The technical implementation of this vulnerability stems from picklescan's insufficient validation of ZIP file header flag bits during the analysis of PyTorch model archives. When ZIP archives are created with specific bit modifications in their headers, the tool fails to properly identify the presence of malicious pickle data within these archives. This occurs because the detection logic relies on standard ZIP header parsing that does not account for modified flag bits that maintain the archive's structural integrity while concealing malicious content. The modified ZIP headers still comply with standard ZIP specifications, making them appear legitimate to conventional scanning tools while harboring embedded malicious pickle files that can execute arbitrary code upon model loading.
The operational impact of this vulnerability extends beyond simple detection failures to encompass full arbitrary code execution capabilities within systems that load compromised PyTorch models. When PyTorch's torch.load() function processes a maliciously modified model archive, it successfully loads the pickle data regardless of the modified ZIP headers, executing the embedded malicious code in the context of the running application. This creates a severe attack surface where adversaries can compromise systems through machine learning model supply chain attacks, potentially leading to complete system takeover, data exfiltration, or further lateral movement within network environments. The vulnerability affects any system that relies on picklescan for security validation of PyTorch models before deployment, making it particularly dangerous in enterprise environments where model security is paramount.

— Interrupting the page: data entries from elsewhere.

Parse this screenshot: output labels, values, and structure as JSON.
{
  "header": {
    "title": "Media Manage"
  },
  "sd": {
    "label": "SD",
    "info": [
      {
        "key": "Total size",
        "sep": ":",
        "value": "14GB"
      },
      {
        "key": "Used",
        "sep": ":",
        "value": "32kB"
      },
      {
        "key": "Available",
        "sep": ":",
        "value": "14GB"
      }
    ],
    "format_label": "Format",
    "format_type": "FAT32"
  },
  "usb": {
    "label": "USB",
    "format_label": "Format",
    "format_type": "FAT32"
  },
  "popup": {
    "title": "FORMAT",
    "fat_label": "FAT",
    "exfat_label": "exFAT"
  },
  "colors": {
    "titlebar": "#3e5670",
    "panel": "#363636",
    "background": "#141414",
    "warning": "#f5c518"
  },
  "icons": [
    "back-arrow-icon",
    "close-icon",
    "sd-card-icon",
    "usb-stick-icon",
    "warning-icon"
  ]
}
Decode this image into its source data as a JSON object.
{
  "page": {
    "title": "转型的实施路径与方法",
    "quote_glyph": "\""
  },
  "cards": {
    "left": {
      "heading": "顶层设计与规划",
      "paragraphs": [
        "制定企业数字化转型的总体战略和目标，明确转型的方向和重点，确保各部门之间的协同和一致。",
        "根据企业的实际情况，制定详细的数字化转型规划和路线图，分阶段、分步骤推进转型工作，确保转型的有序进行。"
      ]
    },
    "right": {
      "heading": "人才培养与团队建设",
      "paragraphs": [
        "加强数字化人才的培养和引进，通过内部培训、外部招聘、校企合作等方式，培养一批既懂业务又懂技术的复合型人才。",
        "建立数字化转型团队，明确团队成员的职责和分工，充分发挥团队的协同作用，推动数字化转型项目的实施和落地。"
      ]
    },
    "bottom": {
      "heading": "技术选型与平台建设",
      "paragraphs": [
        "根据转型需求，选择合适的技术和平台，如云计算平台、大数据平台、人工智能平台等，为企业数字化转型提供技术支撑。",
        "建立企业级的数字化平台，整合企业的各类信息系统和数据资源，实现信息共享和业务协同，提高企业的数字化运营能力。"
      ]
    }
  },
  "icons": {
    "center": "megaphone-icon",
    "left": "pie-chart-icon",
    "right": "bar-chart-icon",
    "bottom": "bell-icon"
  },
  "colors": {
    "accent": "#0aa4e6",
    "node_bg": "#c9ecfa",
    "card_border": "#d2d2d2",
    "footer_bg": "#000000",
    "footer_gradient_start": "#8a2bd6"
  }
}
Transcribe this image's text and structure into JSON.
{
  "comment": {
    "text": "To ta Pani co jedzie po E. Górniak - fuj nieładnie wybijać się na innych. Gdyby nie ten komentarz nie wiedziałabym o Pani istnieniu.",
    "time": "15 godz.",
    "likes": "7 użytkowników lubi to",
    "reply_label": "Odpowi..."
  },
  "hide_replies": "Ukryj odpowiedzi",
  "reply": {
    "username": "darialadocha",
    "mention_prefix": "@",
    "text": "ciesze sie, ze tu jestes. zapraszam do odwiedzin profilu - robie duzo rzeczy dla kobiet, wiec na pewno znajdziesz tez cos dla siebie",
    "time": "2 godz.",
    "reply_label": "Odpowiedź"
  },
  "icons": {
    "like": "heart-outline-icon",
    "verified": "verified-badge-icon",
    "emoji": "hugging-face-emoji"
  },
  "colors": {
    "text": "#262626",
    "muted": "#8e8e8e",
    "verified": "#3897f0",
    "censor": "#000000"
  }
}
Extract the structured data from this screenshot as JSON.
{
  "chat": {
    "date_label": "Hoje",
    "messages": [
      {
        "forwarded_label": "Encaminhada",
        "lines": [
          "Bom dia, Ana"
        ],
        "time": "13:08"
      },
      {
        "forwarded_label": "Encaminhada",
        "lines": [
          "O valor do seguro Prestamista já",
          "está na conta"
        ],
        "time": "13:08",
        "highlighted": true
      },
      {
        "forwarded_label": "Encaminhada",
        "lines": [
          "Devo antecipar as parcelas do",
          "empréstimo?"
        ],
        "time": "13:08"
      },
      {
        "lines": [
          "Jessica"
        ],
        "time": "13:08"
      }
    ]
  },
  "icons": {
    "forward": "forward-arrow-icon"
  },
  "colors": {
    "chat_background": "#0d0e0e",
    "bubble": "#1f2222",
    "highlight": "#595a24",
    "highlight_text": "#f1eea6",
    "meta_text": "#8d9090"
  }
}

Security professionals should implement immediate mitigations including upgrading picklescan to version 0.0.23 or later, which contains the necessary fixes for proper ZIP header validation. Organizations must also establish additional layers of model validation beyond static analysis, including runtime integrity checking and sandboxed model loading environments. The vulnerability aligns with CWE-22 (Improper Limitation of a Pathname to a Restricted Directory) and CWE-400 (Uncontrolled Resource Consumption) categories, while mapping to ATT&CK techniques including T1059.001 (Command and Scripting Interpreter: PowerShell) and T1548.001 (Abuse Elevation Control Mechanism: Setuid and Setgid). Additional defensive measures should include implementing strict model signing and verification processes, network segmentation for model repositories, and regular security assessments of machine learning pipelines to prevent supply chain compromise scenarios.